R: Transform dataframe column using dictionary/list?
Solution 1:
As there often is, there is a base R function designed to do exactly this. levels<-
is what you want:
df$new.weather <- `levels<-`(df$weather, weather.levels)
df
# weather new.weather
#1 Clear dry
#2 Snow wet
#3 Clear dry
#4 Rain wet
#5 Rain wet
#6 Other other
#7 Hail/sleet wet
#8 Unknown other
In a slightly longer but simpler to read form this is equivalent to:
df$new.weather <- df$weather
levels(df$new.weather) <- weather.levels
Solution 2:
Here's one way using dplyr
-
weather.levels %>%
unlist() %>%
data_frame(new.weather = gsub("[0-9]", "", names(.)), old.weather = .) %>%
left_join(df, ., by = c("weather" = "old.weather"))
weather new.weather
1 Clear dry
2 Snow wet
3 Clear dry
4 Rain wet
5 Rain wet
6 Other other
7 Hail/sleet wet
8 Unknown other
Solution 3:
There are three easy methods. Up front, I'm going to modify the data slightly (remove "Other") to highlight one strength of one of the methods.
df <- data.frame(weather = c('Clear','Snow','Clear','Rain','Rain','Other','Hail/sleet','Unknown'))
weather.levels <- list(
dry = c('Clear', 'Cloudy'),
wet = c('Snow', 'Rain', 'Hail/sleet'),
other = c('Unknown'))
Simple Lookup
levels1 <- c(Unknown="other",Snow="wet",Rain="wet","Hail/sleet"="wet",Clear="dry",Cloudy="dry")
### levels1 <- setNames(rep(names(weather.levels), lengths(weather.levels)), unlist(weather.levels))

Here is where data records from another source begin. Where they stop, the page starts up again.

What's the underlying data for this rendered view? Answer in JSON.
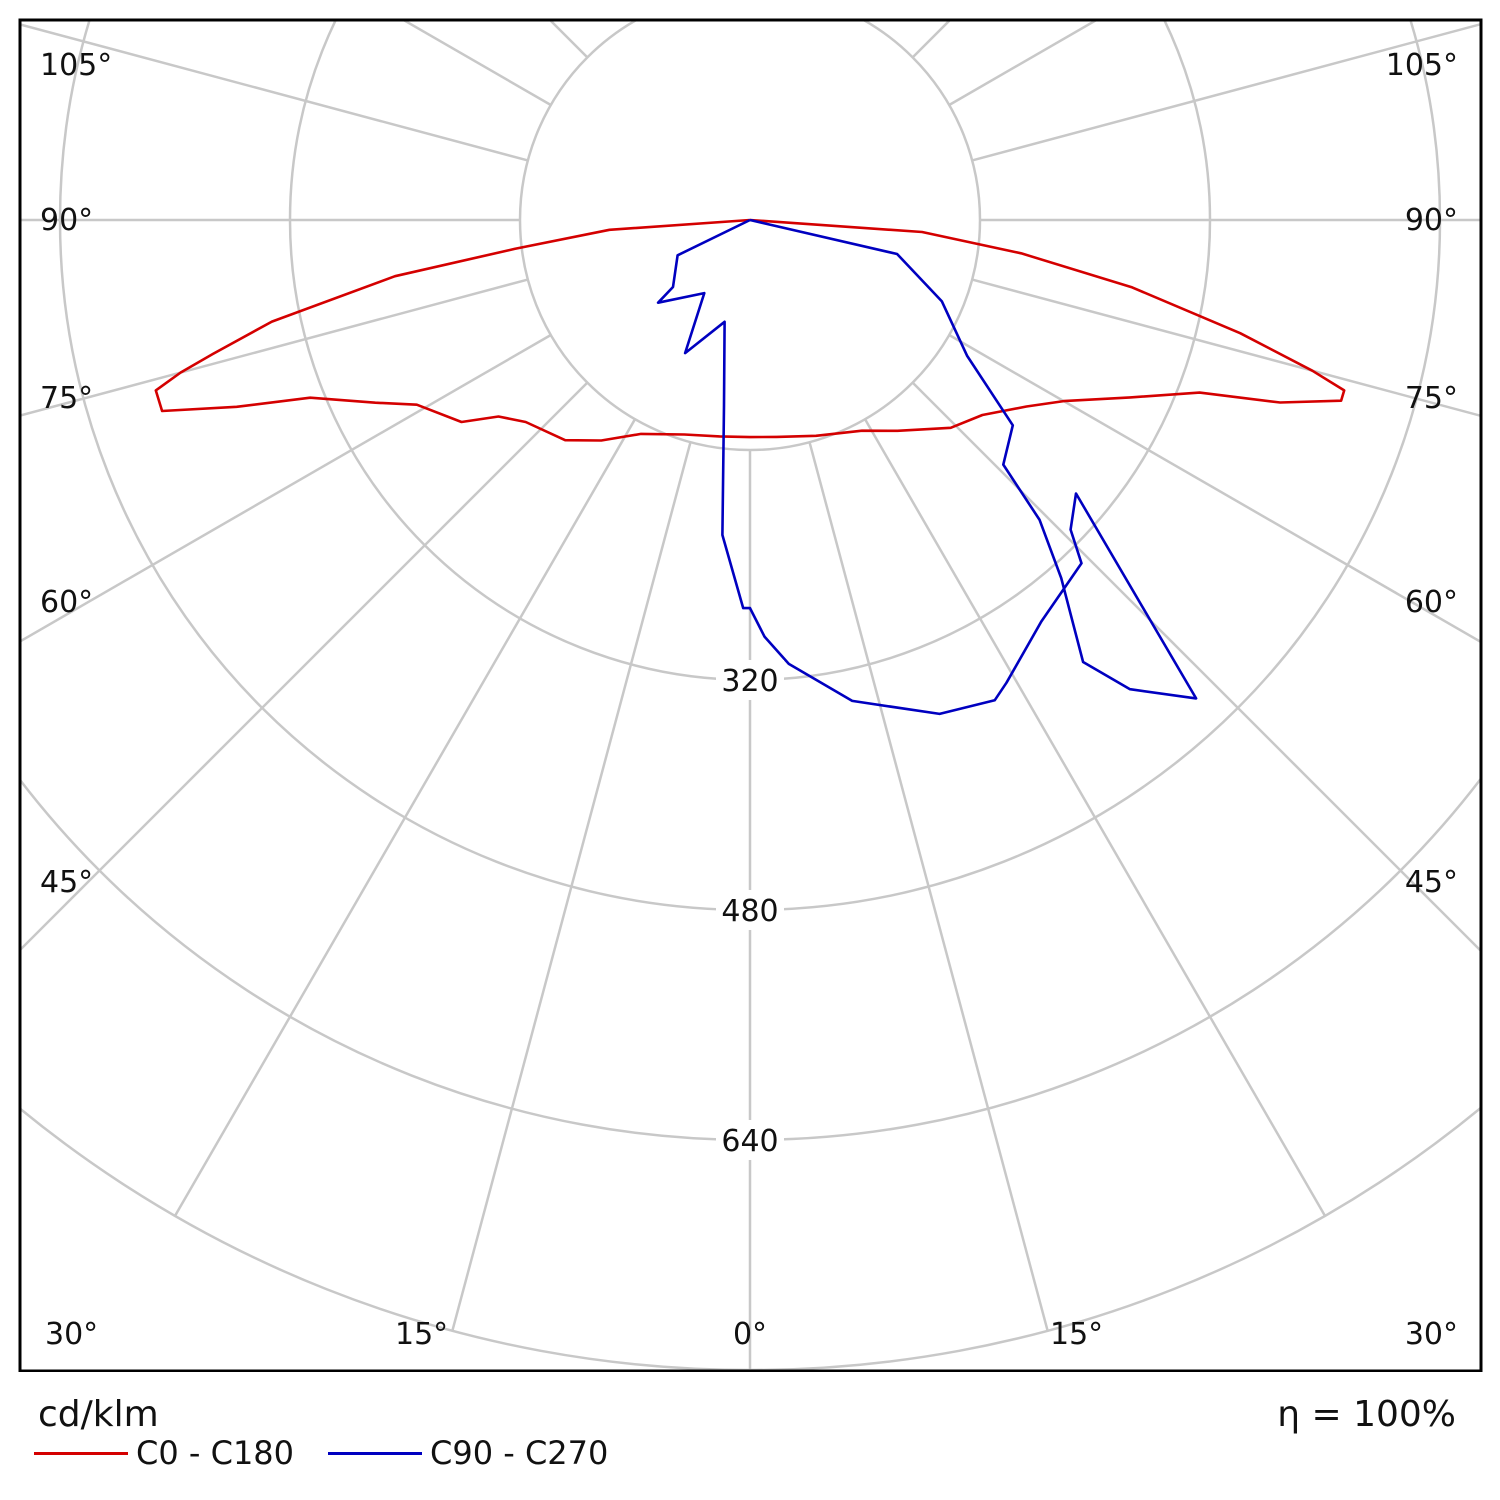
{
  "chart_data": {
    "type": "polar",
    "unit": "cd/klm",
    "efficiency": "η = 100%",
    "angle_labels": [
      "105°",
      "90°",
      "75°",
      "60°",
      "45°",
      "30°",
      "15°",
      "0°",
      "15°",
      "30°",
      "45°",
      "60°",
      "75°",
      "90°",
      "105°"
    ],
    "radial_ticks": [
      160,
      320,
      480,
      640
    ],
    "radial_tick_labels": [
      "320",
      "480",
      "640"
    ],
    "rmax": 800,
    "series": [
      {
        "name": "C0 - C180",
        "color": "#d40000",
        "points": [
          {
            "gamma": -90,
            "I": 0
          },
          {
            "gamma": -86,
            "I": 98
          },
          {
            "gamma": -83,
            "I": 165
          },
          {
            "gamma": -81,
            "I": 250
          },
          {
            "gamma": -78,
            "I": 340
          },
          {
            "gamma": -76,
            "I": 385
          },
          {
            "gamma": -75,
            "I": 410
          },
          {
            "gamma": -74,
            "I": 430
          },
          {
            "gamma": -72,
            "I": 430
          },
          {
            "gamma": -70,
            "I": 380
          },
          {
            "gamma": -68,
            "I": 330
          },
          {
            "gamma": -64,
            "I": 290
          },
          {
            "gamma": -61,
            "I": 265
          },
          {
            "gamma": -55,
            "I": 245
          },
          {
            "gamma": -52,
            "I": 222
          },
          {
            "gamma": -48,
            "I": 210
          },
          {
            "gamma": -40,
            "I": 200
          },
          {
            "gamma": -34,
            "I": 185
          },
          {
            "gamma": -27,
            "I": 167
          },
          {
            "gamma": -17,
            "I": 156
          },
          {
            "gamma": -8,
            "I": 152
          },
          {
            "gamma": 0,
            "I": 151
          },
          {
            "gamma": 7,
            "I": 152
          },
          {
            "gamma": 17,
            "I": 157
          },
          {
            "gamma": 28,
            "I": 166
          },
          {
            "gamma": 35,
            "I": 179
          },
          {
            "gamma": 44,
            "I": 201
          },
          {
            "gamma": 50,
            "I": 211
          },
          {
            "gamma": 56,
            "I": 232
          },
          {
            "gamma": 60,
            "I": 252
          },
          {
            "gamma": 65,
            "I": 292
          },
          {
            "gamma": 69,
            "I": 335
          },
          {
            "gamma": 71,
            "I": 390
          },
          {
            "gamma": 73,
            "I": 430
          },
          {
            "gamma": 74,
            "I": 430
          },
          {
            "gamma": 75,
            "I": 405
          },
          {
            "gamma": 77,
            "I": 350
          },
          {
            "gamma": 80,
            "I": 270
          },
          {
            "gamma": 83,
            "I": 190
          },
          {
            "gamma": 86,
            "I": 120
          },
          {
            "gamma": 90,
            "I": 0
          }
        ]
      },
      {
        "name": "C90 - C270",
        "color": "#0000c0",
        "points": [
          {
            "gamma": -90,
            "I": 0
          },
          {
            "gamma": -64,
            "I": 56
          },
          {
            "gamma": -49,
            "I": 71
          },
          {
            "gamma": -48,
            "I": 86
          },
          {
            "gamma": -32,
            "I": 60
          },
          {
            "gamma": -26,
            "I": 103
          },
          {
            "gamma": -14,
            "I": 73
          },
          {
            "gamma": -8,
            "I": 130
          },
          {
            "gamma": -5,
            "I": 220
          },
          {
            "gamma": -1,
            "I": 270
          },
          {
            "gamma": 0,
            "I": 270
          },
          {
            "gamma": 2,
            "I": 290
          },
          {
            "gamma": 5,
            "I": 310
          },
          {
            "gamma": 12,
            "I": 342
          },
          {
            "gamma": 21,
            "I": 368
          },
          {
            "gamma": 27,
            "I": 375
          },
          {
            "gamma": 29,
            "I": 368
          },
          {
            "gamma": 36,
            "I": 345
          },
          {
            "gamma": 44,
            "I": 332
          },
          {
            "gamma": 46,
            "I": 310
          },
          {
            "gamma": 50,
            "I": 296
          },
          {
            "gamma": 43,
            "I": 455
          },
          {
            "gamma": 39,
            "I": 420
          },
          {
            "gamma": 37,
            "I": 385
          },
          {
            "gamma": 41,
            "I": 330
          },
          {
            "gamma": 44,
            "I": 290
          },
          {
            "gamma": 46,
            "I": 245
          },
          {
            "gamma": 52,
            "I": 232
          },
          {
            "gamma": 58,
            "I": 178
          },
          {
            "gamma": 67,
            "I": 145
          },
          {
            "gamma": 77,
            "I": 105
          },
          {
            "gamma": 90,
            "I": 0
          }
        ]
      }
    ]
  }
}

transform(df, newwx = levels1[as.character(weather)])
# weather newwx
# 1 Clear dry
# 2 Snow wet
# 3 Clear dry
# 4 Rain wet
# 5 Rain wet
# 6 Other <NA>
# 7 Hail/sleet wet
# 8 Unknown other
(I'm using transform
which is base-R, but you can easily use dplyr
and such if you're more comfortable.)
Table Merge
This is essentially what Shree's answer does (though the concept is not just dplyr
and friends).
df2 <- data.frame(wxfrom = names(levels1), wxto = levels1, stringsAsFactors=FALSE, row.names=NULL)
merge(df, df2, by.x="weather", by.y="wxfrom", all.x=TRUE)
# weather wxto
# 1 Clear dry
# 2 Clear dry
# 3 Hail/sleet wet
# 4 Other <NA>
# 5 Rain wet
# 6 Rain wet
# 7 Snow wet
# 8 Unknown other
Similar to:
dplyr::left_join(df, df2, by=c("weather"="wxfrom"))
Lookup With Default
transform(df, newwx = levels1[ match(as.character(weather), names(levels1), nomatch=1L) ])
# weather newwx
# 1 Clear dry
# 2 Snow wet
# 3 Clear dry
# 4 Rain wet
# 5 Rain wet
# 6 Other other
# 7 Hail/sleet wet
# 8 Unknown other
This last one has the innate ability to assign an unknown to any non-matches. With the others, it is as simple as doing ifelse(is.na(newwx), "unk", newwx)
, so it doesn't add a whole lot.